The XML::TreeBuilder distribution ships with two modules; XML::Element, for creating or accessing the contents of XML element nodes, and XML::TreeBuilder, a factory package that simplifies the building of document trees from existing XML files. Those who have had past experience with the venerable HTML::Element and HTML::Tree modules will find XML::TreeBuilder very easy to use, since the interfaces are identical apart from a few XML-specific methods.

Reading

use XML::TreeBuilder;



my $file = 'files/camelids.xml';

my $tree = XML::TreeBuilder->new();



$tree->parse_file($file);



foreach my $species ($tree->find_by_tag_name('species')){

    print $species->find_by_tag_name('common-name')->as_text;

    print ' (' . $species->attr_get_i('name') . ') ';

    print $species->find_by_tag_name('conservation')->attr_get_i('status');

    print "\n";

}

Writing

use XML::Element;



require "files/camelid_links.pl";

my %camelid_links = get_camelid_data();





my $root = XML::Element->new('html');

my $body = XML::Element->new('body');

my $xml_pi = XML::Element->new('~pi', text => 'xml version="1.0"');

$root->push_content($body);



foreach my $item ( keys (%camelid_links) ) {

    my $link = XML::Element->new('a', 'href' => $camelid_links{$item}->{url});

    $link->push_content($camelid_links{$item}->{description});

    $body->push_content($link);

}



print $xml_pi->as_XML;

print $root->as_XML();

XML::Twig

XML::Twig stands apart from the other Perl-only XML interfaces in that it combines an inventive Perlish interface with many of the features found in the standard XML APIs.

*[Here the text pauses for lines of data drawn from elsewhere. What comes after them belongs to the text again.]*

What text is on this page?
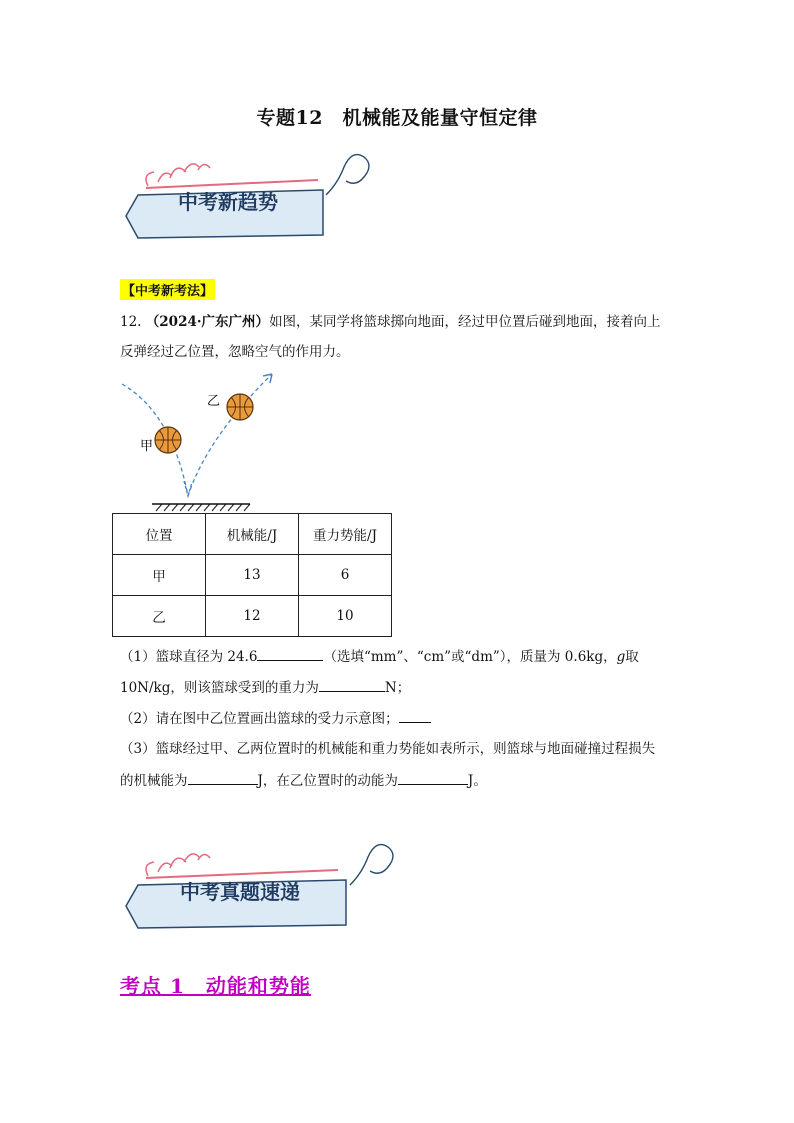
专题12　机械能及能量守恒定律
中考新趋势
【中考新考法】
12. （2024·广东广州）如图，某同学将篮球掷向地面，经过甲位置后碰到地面，接着向上
反弹经过乙位置，忽略空气的作用力。
甲
乙
位置	机械能/J	重力势能/J
甲	13	6
乙	12	10
（1）篮球直径为 24.6	（选填“mm”、“cm”或“dm”），质量为 0.6kg，g取
10N/kg，则该篮球受到的重力为	N；
（2）请在图中乙位置画出篮球的受力示意图；
（3）篮球经过甲、乙两位置时的机械能和重力势能如表所示，则篮球与地面碰撞过程损失
的机械能为	J，在乙位置时的动能为	J。
中考真题速递
考点 1　动能和势能
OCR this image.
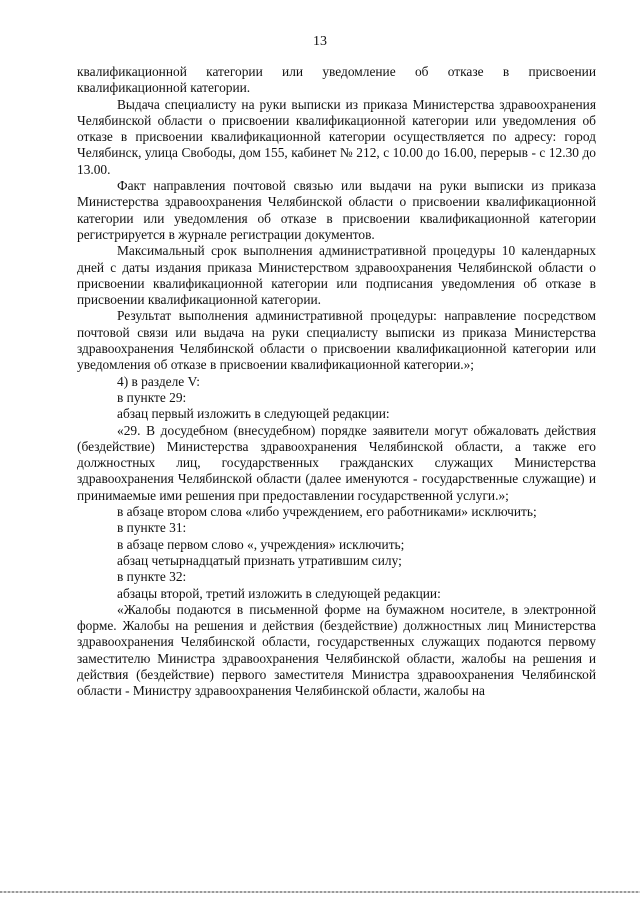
13

квалификационной категории или уведомление об отказе в присвоении квалификационной категории.

Выдача специалисту на руки выписки из приказа Министерства здравоохранения Челябинской области о присвоении квалификационной категории или уведомления об отказе в присвоении квалификационной категории осуществляется по адресу: город Челябинск, улица Свободы, дом 155, кабинет № 212, с 10.00 до 16.00, перерыв - с 12.30 до 13.00.

Факт направления почтовой связью или выдачи на руки выписки из приказа Министерства здравоохранения Челябинской области о присвоении квалификационной категории или уведомления об отказе в присвоении квалификационной категории регистрируется в журнале регистрации документов.

Максимальный срок выполнения административной процедуры 10 календарных дней с даты издания приказа Министерством здравоохранения Челябинской области о присвоении квалификационной категории или подписания уведомления об отказе в присвоении квалификационной категории.

Результат выполнения административной процедуры: направление посредством почтовой связи или выдача на руки специалисту выписки из приказа Министерства здравоохранения Челябинской области о присвоении квалификационной категории или уведомления об отказе в присвоении квалификационной категории.»;

4) в разделе V:

в пункте 29:

абзац первый изложить в следующей редакции:

«29. В досудебном (внесудебном) порядке заявители могут обжаловать действия (бездействие) Министерства здравоохранения Челябинской области, а также его должностных лиц, государственных гражданских служащих Министерства здравоохранения Челябинской области (далее именуются - государственные служащие) и принимаемые ими решения при предоставлении государственной услуги.»;

в абзаце втором слова «либо учреждением, его работниками» исключить;

в пункте 31:

в абзаце первом слово «, учреждения» исключить;

абзац четырнадцатый признать утратившим силу;

в пункте 32:

абзацы второй, третий изложить в следующей редакции:

«Жалобы подаются в письменной форме на бумажном носителе, в электронной форме. Жалобы на решения и действия (бездействие) должностных лиц Министерства здравоохранения Челябинской области, государственных служащих подаются первому заместителю Министра здравоохранения Челябинской области, жалобы на решения и действия (бездействие) первого заместителя Министра здравоохранения Челябинской области - Министру здравоохранения Челябинской области, жалобы на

For a more detailed introduction to XML::Twig see this XML.com article.

Reading

use XML::Twig;



my $file = 'files/camelids.xml';

my $twig = XML::Twig->new();



$twig->parsefile($file);



my $root = $twig->root;



foreach my $species ($root->children('species')){

    print $species->first_child_text('common-name');

    print ' (' . $species->att('name') . ') ';

    print $species->first_child('conservation')->att('status');

    print "\n";

}

Writing

use XML::Twig;



require "files/camelid_links.pl";

my %camelid_links = get_camelid_data();



my $root = XML::Twig::Elt->new('html');

my $body = XML::Twig::Elt->new('body');

$body->paste($root);



foreach my $item ( keys (%camelid_links) ) {

    my $link = XML::Twig::Elt->new('a');

    $link->set_att('href', $camelid_links{$item}->{url});

    $link->set_text($camelid_links{$item}->{description});

    $link->paste('last_child', $body);

}



print qq|<?xml version="1.0"?>|;

$root->print;

These examples have illustrated the basic usage for the more generic Perl XML modules. My goal has been to give just enough example code to give you a feel for what it is like to work with each of these modules. Next month we will look at those Perl modules that implement one of the standard XML interfaces; specifically, XML::DOM, XML::XPath, and the various SAX and SAX-like modules.